Je suis profondément de gauche, pose une autre jeune femme interrogée. Pendant les autres conflits, quand je voyais des vidéos de mères et d’enfants [à Gaza], je pleurais. Ça me brisait vraiment le cœur. Maintenant, je les vois, et je n’ai plus cette compassion. Je ne l’ai plus en moi, elle est partie.

Pendant ce temps, le directeur de la rédaction du quotidien libanais Al-Akhbar (qui est également l’un des porte-voix officieux de l’Axe de la résistance, qui lie notamment les milices pro-iraniennes de la région, le Hamas palestinien, le Hezbollah libanais et les houthistes du Yémen) relativise les pertes humaines dans la bande de Gaza : les mères palestiniennes feront d'autres enfants...
"Pour le Hamas, écrit le Courrier international (3), la situation militaire “n’est pas si mauvaise”, et il n’est pour l’heure pas question de faire des concessions, estime Ibrahim Al-Amine.

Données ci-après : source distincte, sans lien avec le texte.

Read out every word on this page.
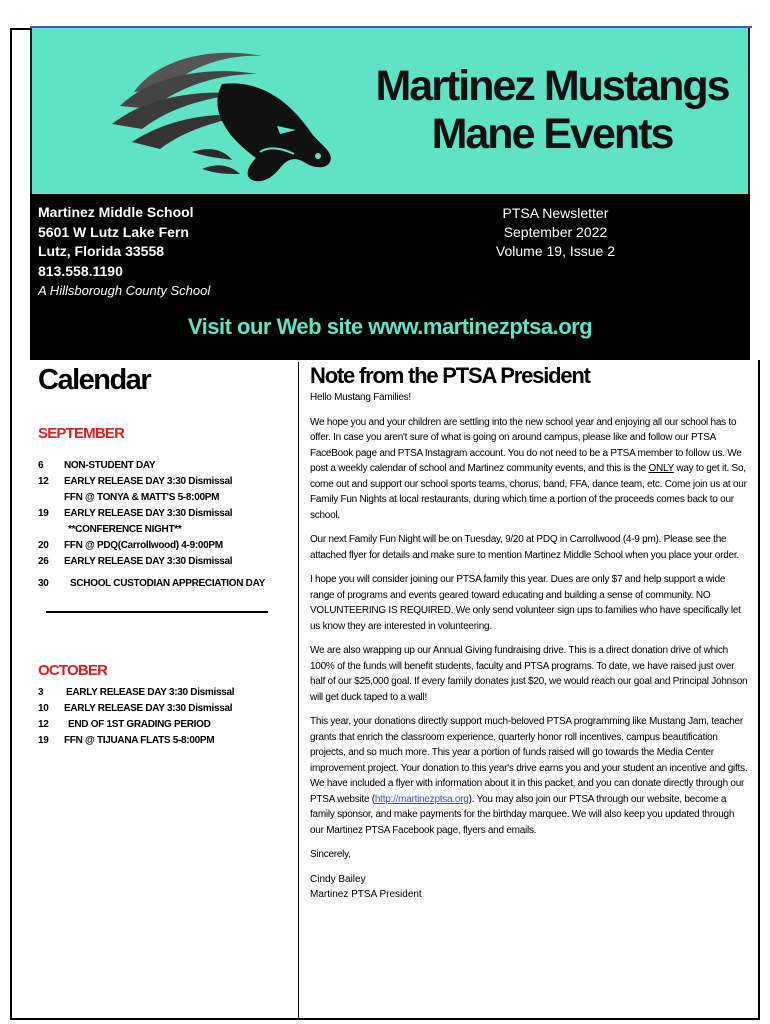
Martinez Mustangs
Mane Events
Martinez Middle School
5601 W Lutz Lake Fern
Lutz, Florida 33558
813.558.1190
A Hillsborough County School
PTSA Newsletter
September 2022
Volume 19, Issue 2
Visit our Web site www.martinezptsa.org
Calendar
SEPTEMBER
6 NON-STUDENT DAY
12 EARLY RELEASE DAY 3:30 Dismissal
FFN @ TONYA & MATT'S 5-8:00PM
19 EARLY RELEASE DAY 3:30 Dismissal
**CONFERENCE NIGHT**
20 FFN @ PDQ(Carrollwood) 4-9:00PM
26 EARLY RELEASE DAY 3:30 Dismissal
30 SCHOOL CUSTODIAN APPRECIATION DAY
OCTOBER
3 EARLY RELEASE DAY 3:30 Dismissal
10 EARLY RELEASE DAY 3:30 Dismissal
12 END OF 1ST GRADING PERIOD
19 FFN @ TIJUANA FLATS 5-8:00PM
Note from the PTSA President

Hello Mustang Families!

We hope you and your children are settling into the new school year and enjoying all our school has to offer. In case you aren't sure of what is going on around campus, please like and follow our PTSA FaceBook page and PTSA Instagram account. You do not need to be a PTSA member to follow us. We post a weekly calendar of school and Martinez community events, and this is the ONLY way to get it. So, come out and support our school sports teams, chorus, band, FFA, dance team, etc. Come join us at our Family Fun Nights at local restaurants, during which time a portion of the proceeds comes back to our school.

Our next Family Fun Night will be on Tuesday, 9/20 at PDQ in Carrollwood (4-9 pm). Please see the attached flyer for details and make sure to mention Martinez Middle School when you place your order.

I hope you will consider joining our PTSA family this year. Dues are only $7 and help support a wide range of programs and events geared toward educating and building a sense of community. NO VOLUNTEERING IS REQUIRED. We only send volunteer sign ups to families who have specifically let us know they are interested in volunteering.

We are also wrapping up our Annual Giving fundraising drive. This is a direct donation drive of which 100% of the funds will benefit students, faculty and PTSA programs. To date, we have raised just over half of our $25,000 goal. If every family donates just $20, we would reach our goal and Principal Johnson will get duck taped to a wall!

This year, your donations directly support much-beloved PTSA programming like Mustang Jam, teacher grants that enrich the classroom experience, quarterly honor roll incentives, campus beautification projects, and so much more. This year a portion of funds raised will go towards the Media Center improvement project. Your donation to this year's drive earns you and your student an incentive and gifts. We have included a flyer with information about it in this packet, and you can donate directly through our PTSA website (http://martinezptsa.org). You may also join our PTSA through our website, become a family sponsor, and make payments for the birthday marquee. We will also keep you updated through our Martinez PTSA Facebook page, flyers and emails.

Sincerely,

Cindy Bailey
Martinez PTSA President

La raison, selon lui, c’est “qu’environ 50 000 femmes sont enceintes à Gaza” et que celles sur le point d’accoucher “vont donner naissance à 5 500 enfants en un mois”, a-t-il affirmé sur la chaîne de télévision libanaise Al-Jadeed, le dimanche 5 novembre. “Dans deux mois, si Dieu le veut, les Palestiniennes auront compensé la perte de tous les martyrs”, à savoir les personnes mortes sous les bombes israéliennes.
Choquée, la journaliste et romancière libanaise Najwa Barakat dénonce les “Ibrahim Al-Amine et consorts”, pour lesquels la mort d’enfants et d’innocents n’est qu’un “dégât collatéral” dans la bataille inévitable de “la résistance contre l’ennemi”, écrit-elle sur le site qatari Al-Araby Al-Jadeed."
De tels propos démontrent, dit-elle, "une insensibilité aux souffrances des Gazaouis". “On dirait qu’ils assistent en spectateurs aux drames de la population de la bande de Gaza", voire “applaudissent la hausse du nombre de morts”. “Ils ne diffèrent pas beaucoup de l’ennemi en ce qu’ils minimisent” l’importance des morts et n’y voient que “des nombres qu’il est possible de remplacer par d’autres nombres”. “Les Palestiniennes donneront naissance à d’autres enfants, certes, mais ce n’est pas pour qu’ils soient [à la disposition] de ceux qui leur brisent le cœur”, ajoute-t-elle, en déplorant que la vie de ces femmes ressemble à un chemin de croix sans fin.
La situation de ces femmes enceintes est particulièrement difficile et les accouchements se font dans les pires conditions, les hôpitaux étant détruits, surpeuplés ou en manque d’électricité, d’eau et d’équipements, rappelle CNN. Le site de la chaîne américaine rapporte les paroles de l’une de ces femmes, Reham Ahmed Al-Sadi, enceinte de neuf mois : “La guerre a détruit la joie que devait être ma grossesse.”
Selon le Hamas, écrit encore le Courrier international, le bilan aurait dépassé les 10 000 morts. Parmi ces victimes, près de 40 % – quelque 3 900 personnes – seraient des enfants, selon une estimation onusienne.

(1) Zvi Barel, "En finir avec le Hamas à Gaza, et après ?", Ha'Aretz, 17.10.2023, in Le Courrier international, 2.11.2023.